Three generations of my family have lived most of their lives here. We have no complaints. It has been a very happy, comfortable life.”
Vicente Benlloch Piles
“My architecture practice, Tambori Arquitectes, refurbished this apartment. It was a challenging process. The interiors hadn’t been altered since the 1970s and strict restrictions protect the façade and exterior fixtures.
The walls of the original bathrooms were fitted out in fabric and included painted ceramic details. Library shelves were lined with leather-bound volumes. Everything was extremely classic. Completed in 2019, the renovation uncluttered each space with cleaner, more contemporary surfaces. Sliding oak dividers were added to give more flexibility to the open-plan living room. My client was adamant that every room preserved the visceral connection to the view so that every window feels like a framed picture of the cityscape.”
Valencia’s top spots
1. Patacona Beach. Valencia’s northern beach is the city’s best metropolitan swimming spot. Its esplanade is also packed with outstanding restaurants for a post-swim meal. Our pick of the bunch? The calamares at Restaurante Luz de la Luna.

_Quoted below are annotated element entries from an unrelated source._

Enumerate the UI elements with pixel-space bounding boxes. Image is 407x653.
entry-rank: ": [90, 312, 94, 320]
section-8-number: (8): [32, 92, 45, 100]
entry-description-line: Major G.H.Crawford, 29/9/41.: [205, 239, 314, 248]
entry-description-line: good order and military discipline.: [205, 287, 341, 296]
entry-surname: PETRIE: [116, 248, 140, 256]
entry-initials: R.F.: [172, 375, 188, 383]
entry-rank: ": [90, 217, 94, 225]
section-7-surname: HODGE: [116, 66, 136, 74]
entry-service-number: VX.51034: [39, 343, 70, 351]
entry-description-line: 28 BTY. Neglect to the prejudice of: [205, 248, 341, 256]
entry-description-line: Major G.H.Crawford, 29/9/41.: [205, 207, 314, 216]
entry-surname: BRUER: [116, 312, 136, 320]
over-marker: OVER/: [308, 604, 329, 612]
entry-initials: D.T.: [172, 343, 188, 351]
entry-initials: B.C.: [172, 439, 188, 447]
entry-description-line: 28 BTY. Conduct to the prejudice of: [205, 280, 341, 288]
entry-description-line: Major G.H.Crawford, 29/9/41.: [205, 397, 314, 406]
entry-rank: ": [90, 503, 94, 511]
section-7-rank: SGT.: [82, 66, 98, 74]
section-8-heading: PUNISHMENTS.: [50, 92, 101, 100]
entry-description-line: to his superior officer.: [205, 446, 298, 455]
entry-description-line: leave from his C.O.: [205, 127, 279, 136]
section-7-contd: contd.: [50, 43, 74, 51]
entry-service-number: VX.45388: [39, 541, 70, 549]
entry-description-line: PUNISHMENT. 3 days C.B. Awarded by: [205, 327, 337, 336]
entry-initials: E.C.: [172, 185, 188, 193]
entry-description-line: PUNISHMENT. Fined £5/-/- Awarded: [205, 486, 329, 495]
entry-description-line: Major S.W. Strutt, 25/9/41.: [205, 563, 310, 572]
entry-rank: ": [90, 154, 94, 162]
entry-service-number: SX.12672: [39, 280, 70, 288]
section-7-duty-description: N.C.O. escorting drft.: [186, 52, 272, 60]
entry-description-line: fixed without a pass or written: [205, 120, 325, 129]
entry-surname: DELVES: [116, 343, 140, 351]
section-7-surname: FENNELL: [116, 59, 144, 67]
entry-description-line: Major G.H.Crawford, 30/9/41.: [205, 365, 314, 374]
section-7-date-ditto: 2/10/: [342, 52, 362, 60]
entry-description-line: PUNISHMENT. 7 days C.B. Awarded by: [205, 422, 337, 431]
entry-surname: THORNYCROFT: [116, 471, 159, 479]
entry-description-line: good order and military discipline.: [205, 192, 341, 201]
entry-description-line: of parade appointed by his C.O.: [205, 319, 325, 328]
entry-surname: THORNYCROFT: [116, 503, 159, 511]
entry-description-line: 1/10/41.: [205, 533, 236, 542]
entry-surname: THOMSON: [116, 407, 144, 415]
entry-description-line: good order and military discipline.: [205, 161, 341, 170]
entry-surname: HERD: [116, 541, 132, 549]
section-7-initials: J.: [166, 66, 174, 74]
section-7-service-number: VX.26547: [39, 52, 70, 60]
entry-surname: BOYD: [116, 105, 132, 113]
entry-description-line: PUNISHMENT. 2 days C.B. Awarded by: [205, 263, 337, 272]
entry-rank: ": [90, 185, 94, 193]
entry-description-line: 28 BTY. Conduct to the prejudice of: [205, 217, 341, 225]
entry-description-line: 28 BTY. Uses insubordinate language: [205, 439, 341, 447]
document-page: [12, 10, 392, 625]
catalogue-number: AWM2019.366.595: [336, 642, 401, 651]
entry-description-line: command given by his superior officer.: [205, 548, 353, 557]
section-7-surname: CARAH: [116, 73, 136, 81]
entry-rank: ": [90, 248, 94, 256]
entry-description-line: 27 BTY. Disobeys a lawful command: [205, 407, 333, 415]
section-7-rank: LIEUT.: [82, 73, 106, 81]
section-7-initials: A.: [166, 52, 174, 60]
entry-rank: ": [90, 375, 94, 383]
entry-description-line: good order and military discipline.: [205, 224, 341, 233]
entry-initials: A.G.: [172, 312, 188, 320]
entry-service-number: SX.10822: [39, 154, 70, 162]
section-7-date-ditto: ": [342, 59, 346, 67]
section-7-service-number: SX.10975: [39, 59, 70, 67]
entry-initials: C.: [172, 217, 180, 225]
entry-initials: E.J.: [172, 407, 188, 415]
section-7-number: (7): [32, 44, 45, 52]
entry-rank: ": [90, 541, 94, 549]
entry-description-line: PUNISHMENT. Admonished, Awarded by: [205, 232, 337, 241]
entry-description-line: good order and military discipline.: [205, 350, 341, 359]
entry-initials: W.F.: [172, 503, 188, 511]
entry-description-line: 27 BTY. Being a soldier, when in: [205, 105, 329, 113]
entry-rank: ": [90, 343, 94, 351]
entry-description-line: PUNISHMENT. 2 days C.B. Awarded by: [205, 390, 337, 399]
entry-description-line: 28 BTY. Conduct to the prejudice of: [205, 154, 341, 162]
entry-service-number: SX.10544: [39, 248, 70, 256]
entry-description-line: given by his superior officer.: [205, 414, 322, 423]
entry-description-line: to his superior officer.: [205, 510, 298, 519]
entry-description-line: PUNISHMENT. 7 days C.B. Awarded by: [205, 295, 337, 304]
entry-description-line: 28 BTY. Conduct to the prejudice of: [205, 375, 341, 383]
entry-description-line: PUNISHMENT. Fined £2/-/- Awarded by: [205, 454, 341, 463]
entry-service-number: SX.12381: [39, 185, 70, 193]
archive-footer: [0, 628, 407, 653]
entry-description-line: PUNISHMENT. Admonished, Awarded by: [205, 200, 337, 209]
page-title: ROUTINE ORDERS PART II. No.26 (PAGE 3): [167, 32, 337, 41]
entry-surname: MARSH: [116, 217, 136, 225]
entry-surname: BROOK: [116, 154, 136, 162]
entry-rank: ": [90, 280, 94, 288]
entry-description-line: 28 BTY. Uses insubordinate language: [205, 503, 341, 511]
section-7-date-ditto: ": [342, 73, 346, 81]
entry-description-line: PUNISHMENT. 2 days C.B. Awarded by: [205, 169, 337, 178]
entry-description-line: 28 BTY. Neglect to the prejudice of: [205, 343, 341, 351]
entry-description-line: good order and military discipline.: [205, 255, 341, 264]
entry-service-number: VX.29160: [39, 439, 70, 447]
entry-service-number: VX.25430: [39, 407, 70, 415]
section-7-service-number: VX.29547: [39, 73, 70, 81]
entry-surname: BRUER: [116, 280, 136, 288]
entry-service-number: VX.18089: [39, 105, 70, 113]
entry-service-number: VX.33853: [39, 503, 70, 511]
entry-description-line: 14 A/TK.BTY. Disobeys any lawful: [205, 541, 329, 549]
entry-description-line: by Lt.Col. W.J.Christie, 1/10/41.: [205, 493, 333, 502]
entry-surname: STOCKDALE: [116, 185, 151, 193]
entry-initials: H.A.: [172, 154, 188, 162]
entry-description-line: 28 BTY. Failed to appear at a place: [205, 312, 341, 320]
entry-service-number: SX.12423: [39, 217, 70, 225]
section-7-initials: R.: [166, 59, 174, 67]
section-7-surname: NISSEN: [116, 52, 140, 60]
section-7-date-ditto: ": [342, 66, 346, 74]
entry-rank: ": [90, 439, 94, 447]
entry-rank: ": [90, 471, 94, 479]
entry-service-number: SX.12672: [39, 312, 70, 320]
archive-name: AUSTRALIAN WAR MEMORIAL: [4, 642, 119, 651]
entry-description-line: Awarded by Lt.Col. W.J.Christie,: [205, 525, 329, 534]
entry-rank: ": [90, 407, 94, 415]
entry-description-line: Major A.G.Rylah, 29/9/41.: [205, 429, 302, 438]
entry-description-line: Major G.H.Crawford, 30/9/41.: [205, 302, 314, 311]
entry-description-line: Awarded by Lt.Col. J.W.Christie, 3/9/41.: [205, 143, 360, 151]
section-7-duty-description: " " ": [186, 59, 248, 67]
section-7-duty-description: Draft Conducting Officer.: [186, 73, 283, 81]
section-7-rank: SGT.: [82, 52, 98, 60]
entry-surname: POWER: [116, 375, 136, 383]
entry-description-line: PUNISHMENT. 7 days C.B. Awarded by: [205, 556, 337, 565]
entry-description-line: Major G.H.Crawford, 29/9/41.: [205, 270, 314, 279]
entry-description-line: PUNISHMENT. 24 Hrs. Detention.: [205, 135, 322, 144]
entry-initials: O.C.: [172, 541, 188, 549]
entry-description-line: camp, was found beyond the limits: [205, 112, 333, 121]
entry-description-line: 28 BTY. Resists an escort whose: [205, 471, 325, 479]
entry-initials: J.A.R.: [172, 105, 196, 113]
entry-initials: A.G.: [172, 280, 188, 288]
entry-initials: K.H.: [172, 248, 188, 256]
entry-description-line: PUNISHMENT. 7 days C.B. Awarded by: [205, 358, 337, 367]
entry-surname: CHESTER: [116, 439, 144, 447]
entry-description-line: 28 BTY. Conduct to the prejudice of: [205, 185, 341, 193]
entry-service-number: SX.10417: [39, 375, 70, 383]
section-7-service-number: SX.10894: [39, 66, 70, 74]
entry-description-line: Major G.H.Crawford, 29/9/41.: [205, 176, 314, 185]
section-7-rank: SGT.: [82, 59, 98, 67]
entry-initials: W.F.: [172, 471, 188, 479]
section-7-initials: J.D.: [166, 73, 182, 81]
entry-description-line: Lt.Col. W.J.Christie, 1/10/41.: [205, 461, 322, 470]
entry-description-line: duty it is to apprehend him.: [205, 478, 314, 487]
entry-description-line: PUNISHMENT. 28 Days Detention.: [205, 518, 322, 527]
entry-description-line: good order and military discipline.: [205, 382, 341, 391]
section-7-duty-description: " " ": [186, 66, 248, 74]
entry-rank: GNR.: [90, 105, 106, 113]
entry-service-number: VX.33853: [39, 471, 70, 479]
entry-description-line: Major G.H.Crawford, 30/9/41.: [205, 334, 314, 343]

2. Turia Gardens. After the Turia river flooded in 1957, the city made the savvy decision to divert it and turn its original bed into gardens, complete with playgrounds, sports courts, floral displays and cycle paths.
3. Ciutat de les Arts i les Ciències. Valencia isn’t wanting for outstanding architecture. The Santiago Calatrava-designed Ciutat de les Arts i les Ciències (City of Arts and Sciences) – a futuristic architectural ensemble that houses a museum, cinema, opera house and aquarium – is arguably the pick of the bunch.
4. Institut Valencià d’Art Modern. Spain’s first modern art museum remains one of the country’s key cultural players.
5. Fallas. A sense of civic pride and celebration is essential for building a strong community and the traditional Fallas festival does just that. Sculptural artworks known as falles (ranging from 4.5 metres to 14 metres in height), are set alight in a frenetic pyrotechnic display during the annual festivities in March.